Não sei lidar com a dor nem com a tragédia. Não consigo imaginar de forma consciente que o lindo dia de sol de uma sexta-feira possa ser o último.
Preciso me espiritualizar mais. Sentir o que na teoria imagino ser a verdade. Não acaba aqui, isso é uma passagem.
Quero tomar um elixir que me acalme frente às incompreensíveis surpresas do cotidiano.
Eu me envolvo. Mergulho. Fico imersa na dor alheia.
Sei toda teoria acadêmica do jornalismo. Mas não me encaixo no distanciamento que protege. Sou uma eterna "foca", como se diz no meio.
Não por acaso, ontem ganhei uma correntinha com o espírito santo da minha mãe. Minutos depois de colocá-la no pescoço o telefone tocou.
Sou assessora de imprensa de uma concessionária de rodovias. A primeira a saber dos acidentes nas estradas. Cabe a mim a missão de avisar à imprensa.
Ontem o acidente foi muito próximo. Das nossas vidas, da nossa casa, dos nossos sonhos.
A tarefa não se limitou a informar o número de óbitos, vítimas ou condições de tráfego. Pelo celular chegaram prantos desesperado de amigos e parentes em busca da confirmação de informações.
As notícias pipocavam desencontradas.
Atendi a coordenadora do hospital que o grupo de amigos trabalhava. Não consegui ser profissional. Ela me perguntava se eu sabia se a van era de funcionários do hospital.
Não consegui me conter. Chorei com ela.
Enquanto as notícias se confirmavam fechei os olhos e fiquei pensando. Imaginando o que aquela gente jovem tinha imaginado quando acordou naquela sexta-feira ensolarada.
Um dia comum e especial. Com as cores únicas do verão que se despede. O céu fica mais azul, o vento suave refresca a alma.

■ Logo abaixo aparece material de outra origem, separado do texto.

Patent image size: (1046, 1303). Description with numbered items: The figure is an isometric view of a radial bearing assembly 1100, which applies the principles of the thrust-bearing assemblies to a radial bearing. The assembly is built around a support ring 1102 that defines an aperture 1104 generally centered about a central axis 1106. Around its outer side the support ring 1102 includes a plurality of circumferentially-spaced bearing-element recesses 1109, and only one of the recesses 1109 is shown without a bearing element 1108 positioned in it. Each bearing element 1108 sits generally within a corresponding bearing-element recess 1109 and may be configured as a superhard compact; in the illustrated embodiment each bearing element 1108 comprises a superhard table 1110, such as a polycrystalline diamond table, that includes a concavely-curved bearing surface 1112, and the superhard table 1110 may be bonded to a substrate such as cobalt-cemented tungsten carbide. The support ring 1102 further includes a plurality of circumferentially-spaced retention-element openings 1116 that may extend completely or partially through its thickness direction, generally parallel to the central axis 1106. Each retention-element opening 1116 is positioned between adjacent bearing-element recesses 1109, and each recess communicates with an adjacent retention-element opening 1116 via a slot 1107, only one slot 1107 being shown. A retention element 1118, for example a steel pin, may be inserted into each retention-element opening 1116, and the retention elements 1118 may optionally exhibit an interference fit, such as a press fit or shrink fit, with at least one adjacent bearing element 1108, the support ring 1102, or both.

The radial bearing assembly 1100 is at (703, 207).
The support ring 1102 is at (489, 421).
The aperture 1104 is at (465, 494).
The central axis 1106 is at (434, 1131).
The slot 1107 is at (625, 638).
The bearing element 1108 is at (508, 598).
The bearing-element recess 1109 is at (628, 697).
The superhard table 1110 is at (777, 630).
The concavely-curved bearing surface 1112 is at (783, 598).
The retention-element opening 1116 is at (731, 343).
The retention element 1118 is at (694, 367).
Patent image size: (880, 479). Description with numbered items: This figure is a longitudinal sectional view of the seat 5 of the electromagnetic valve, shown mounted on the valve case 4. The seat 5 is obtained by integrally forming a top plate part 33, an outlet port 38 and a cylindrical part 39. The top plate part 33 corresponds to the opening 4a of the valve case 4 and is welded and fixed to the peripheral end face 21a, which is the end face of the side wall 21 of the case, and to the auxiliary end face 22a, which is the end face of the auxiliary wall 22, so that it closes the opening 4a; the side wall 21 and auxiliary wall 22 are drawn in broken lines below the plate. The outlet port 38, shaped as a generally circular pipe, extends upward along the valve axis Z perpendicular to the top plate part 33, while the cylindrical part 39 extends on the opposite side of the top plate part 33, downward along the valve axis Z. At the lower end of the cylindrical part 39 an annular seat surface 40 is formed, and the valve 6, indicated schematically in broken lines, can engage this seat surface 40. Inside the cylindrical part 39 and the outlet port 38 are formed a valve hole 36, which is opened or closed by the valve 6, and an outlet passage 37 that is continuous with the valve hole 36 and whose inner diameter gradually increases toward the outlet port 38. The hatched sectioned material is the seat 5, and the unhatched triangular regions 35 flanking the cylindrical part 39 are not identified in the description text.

Eram mães jovens, que como eu, não saem de casa sem um beijo demorado na cria. Deixam as recomendações e partem para a labuta pensando na hora do reencontro.
Como não doer ao imaginar que aquele momento foi o último?
Uma tempestade de dor invadiu a vida de muitos. Mesmo quem não conhecia as vítimas parou o relógio e olhou ao redor.
A verdade é simples: todos os dias acordamos sem saber o fim da história.
Eu sei da teoria. Mas queria criar um mundo a parte. Como no filme “A vida é bela”. Não temos como impedir que as coisas aconteçam.
Só podemos viver e aceitar. Ter ânimo. Ir adiante e viver a vida com urgência. Porque ela é assim mesmo, breve como um suspiro.